Insight can help you notice the pattern. Repetition is what changes the pattern.
Cues decide what happens next
A cue is a trigger that nudges you into a behaviour. It can be:
- A time (after lunch, late night)
- A place (car, desk, kitchen)
- A feeling (stress, boredom, tiredness)
- A situation (after a hard meeting, after a long day)
When cues are vague, behaviour becomes guesswork. When cues are clear, behaviour becomes automatic.
Identity shapes what you repeat
Outcome goals are things like “lose weight” or “get fitter”. Identity goals are “I’m someone who follows through” or “I’m someone who trains even when work is messy”.
Luke’s question is useful because it’s specific: “Who am I practising being under pressure?”
Because when life gets stressful, you don’t magically rise to your goals.

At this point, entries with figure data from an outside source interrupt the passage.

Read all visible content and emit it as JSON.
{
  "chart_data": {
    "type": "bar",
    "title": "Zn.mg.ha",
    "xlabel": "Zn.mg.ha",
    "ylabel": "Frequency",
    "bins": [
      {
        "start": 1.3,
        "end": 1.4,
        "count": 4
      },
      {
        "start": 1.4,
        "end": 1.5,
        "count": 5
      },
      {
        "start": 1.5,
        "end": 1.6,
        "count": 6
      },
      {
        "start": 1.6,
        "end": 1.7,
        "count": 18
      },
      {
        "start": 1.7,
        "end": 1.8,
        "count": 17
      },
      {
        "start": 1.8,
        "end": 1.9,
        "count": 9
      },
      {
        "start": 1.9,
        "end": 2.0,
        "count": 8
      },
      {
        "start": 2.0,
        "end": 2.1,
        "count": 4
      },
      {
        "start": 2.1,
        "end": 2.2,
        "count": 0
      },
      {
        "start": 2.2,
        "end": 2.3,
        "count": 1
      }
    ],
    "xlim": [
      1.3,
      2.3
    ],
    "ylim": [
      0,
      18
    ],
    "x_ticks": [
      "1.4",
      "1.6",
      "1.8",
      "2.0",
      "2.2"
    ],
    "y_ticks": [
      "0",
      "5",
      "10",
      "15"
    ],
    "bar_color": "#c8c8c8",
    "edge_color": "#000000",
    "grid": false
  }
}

You fall back to the person you’ve been rehearsing through your repeated actions.
When it matters most
The hard part of behaviour change doesn’t show up when life is smooth. It shows up when you’re under load, because that’s when your brain defaults to familiar patterns.

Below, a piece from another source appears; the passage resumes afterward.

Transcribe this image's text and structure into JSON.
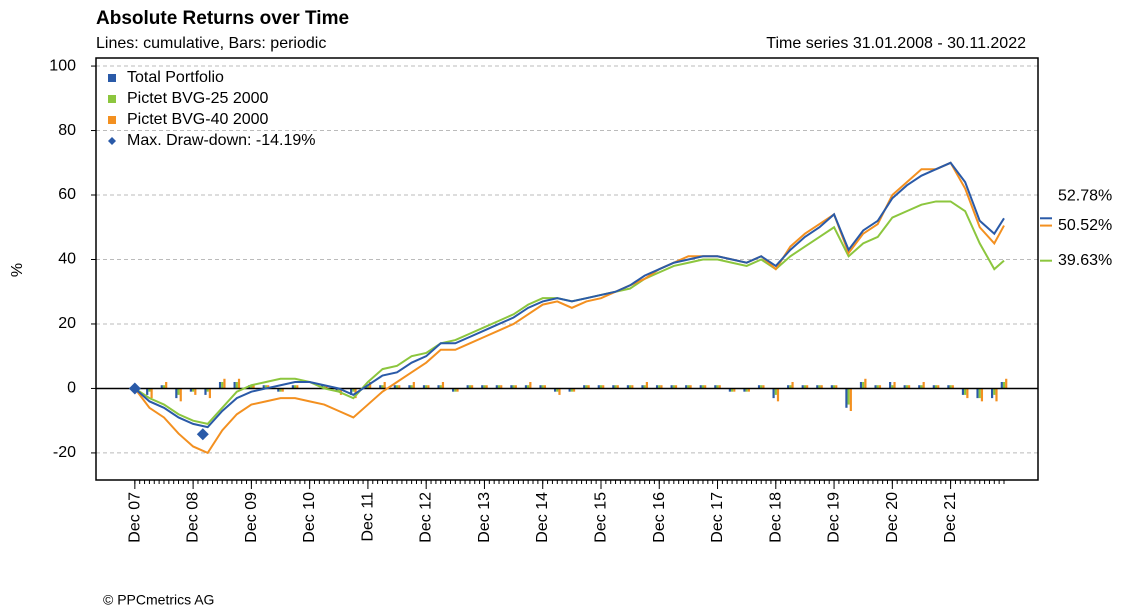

This is the real-world test:
- Stress: you reach for short-term relief (avoidance, scrolling, snacking, skipping the hard conversation)

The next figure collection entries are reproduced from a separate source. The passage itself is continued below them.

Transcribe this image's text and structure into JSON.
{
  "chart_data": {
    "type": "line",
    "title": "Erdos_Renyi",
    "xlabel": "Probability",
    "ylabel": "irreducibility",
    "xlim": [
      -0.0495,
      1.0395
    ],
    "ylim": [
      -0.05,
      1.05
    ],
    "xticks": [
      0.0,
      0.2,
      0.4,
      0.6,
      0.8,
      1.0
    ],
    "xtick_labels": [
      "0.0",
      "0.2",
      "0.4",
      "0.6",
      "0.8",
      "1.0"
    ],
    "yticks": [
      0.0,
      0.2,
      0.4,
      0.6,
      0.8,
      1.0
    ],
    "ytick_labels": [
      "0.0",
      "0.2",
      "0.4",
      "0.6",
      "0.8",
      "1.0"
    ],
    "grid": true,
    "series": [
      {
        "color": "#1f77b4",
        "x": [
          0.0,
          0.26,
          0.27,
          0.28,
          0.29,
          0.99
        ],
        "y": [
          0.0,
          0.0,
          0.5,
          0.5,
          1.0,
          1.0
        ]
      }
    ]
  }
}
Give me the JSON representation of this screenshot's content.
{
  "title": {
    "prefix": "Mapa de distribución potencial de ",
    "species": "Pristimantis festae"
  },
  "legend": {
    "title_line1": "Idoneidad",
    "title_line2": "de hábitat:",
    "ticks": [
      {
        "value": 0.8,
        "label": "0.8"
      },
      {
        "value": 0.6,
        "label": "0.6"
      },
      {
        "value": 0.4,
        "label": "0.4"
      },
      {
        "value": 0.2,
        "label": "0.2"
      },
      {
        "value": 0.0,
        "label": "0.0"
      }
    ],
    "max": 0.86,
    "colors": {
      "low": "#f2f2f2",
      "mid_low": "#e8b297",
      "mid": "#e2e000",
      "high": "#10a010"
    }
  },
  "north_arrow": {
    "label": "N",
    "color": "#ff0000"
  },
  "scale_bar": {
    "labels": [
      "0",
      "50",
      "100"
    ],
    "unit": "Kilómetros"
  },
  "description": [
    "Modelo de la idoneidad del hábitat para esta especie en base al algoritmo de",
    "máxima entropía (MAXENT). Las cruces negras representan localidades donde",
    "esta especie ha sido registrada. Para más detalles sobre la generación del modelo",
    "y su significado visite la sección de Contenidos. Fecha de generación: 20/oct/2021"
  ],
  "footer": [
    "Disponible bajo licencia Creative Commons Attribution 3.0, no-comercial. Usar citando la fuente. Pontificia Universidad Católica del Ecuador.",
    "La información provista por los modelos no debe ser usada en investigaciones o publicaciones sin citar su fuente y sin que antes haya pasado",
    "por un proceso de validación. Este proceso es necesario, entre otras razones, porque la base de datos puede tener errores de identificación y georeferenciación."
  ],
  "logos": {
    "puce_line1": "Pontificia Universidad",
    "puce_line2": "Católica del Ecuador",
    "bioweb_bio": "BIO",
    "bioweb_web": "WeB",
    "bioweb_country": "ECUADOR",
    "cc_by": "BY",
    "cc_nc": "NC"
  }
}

- Fatigue: decision-making drops and you choose the easiest next step
- Time pressure: you go with whatever is already set up
If your plan only works on your best days, it’s not a plan. It’s a mood.
What to expect
Don’t expect one insight to change your week.
Because your brain defaults to what’s familiar. You can understand the pattern today and still repeat it tomorrow if the cues and environment stay the same. Behaviour change is rarely one big moment. It's usually small reps done often, especially on the ordinary days.
What to do this week
Step 1: Name your default
Pick one pattern you fall into under pressure. Keep it specific.
Examples:
- “When I’m stressed at night, I snack while I scroll.”
- “When I’m tired after work, I skip training.”
- “When there’s tension, I avoid the conversation.”
Step 2: Find the cue
Ask: what reliably happens right before it?
- Time (9pm)
- Place (on the couch)
- Feeling (overwhelmed)
- Situation (after a long day)
You’re not trying to judge it. You’re trying to spot it.
Step 3: Choose an identity line
Pick 2–3 traits that matter to you under pressure.
Examples:
- “I’m steady.”
- “I follow through.”
- “I’m direct, not avoidant.”
This isn’t positive thinking. It’s a decision about what you’re practising.
Step 4: Build a “first move”
Don’t design the whole routine. Design the first move that happens fast.
A useful rule:
If your day goes sideways, keep one cue visible and make it the first move.
Example:
- Cue = shaker + scoop + oats on the bench before bed
- First move = make it while the kettle boils
The point isn’t the specific items. The point is reducing friction and removing guesswork when you’re tired.
Step 5: Make the environment do the work
Your environment is either helping your identity or helping your old default.
Small changes that work because they’re practical:
- Put the cue where the behaviour happens (bench, desk, car)
- Remove one barrier (pack the bag, fill the bottle, set the calendar)
- Make the “first move” easier than the old pattern
That’s where BSc Whey Protein works as a practical cue, as it’s designed to be reliable, easy to digest, and easy to stick to every day.
- a simple post-training or between-meals protein hit, without overthinking food prep.
Turn it into a habit (steal this cue)
Cue: shaker + tub on the bench before bed.
First move: mix it while the kettle boils (or as soon as you walk in the door).
The point isn’t the perfect macro plan. It’s making the “next right step” the easiest option when you’re tired.
Common misconceptions
“If I understand it, I’ll do it”
Understanding helps, but it’s not the same as action. The gap is usually cue design and repetition, not intelligence.
“I just need more discipline”
Discipline matters, but discipline is easier when the environment is built for follow-through. A good cue turns “I should” into “I do”.
“If I slip, I’m back to zero”
Slips are data. They show you where your cues are weak and where your environment is pulling you back to the familiar.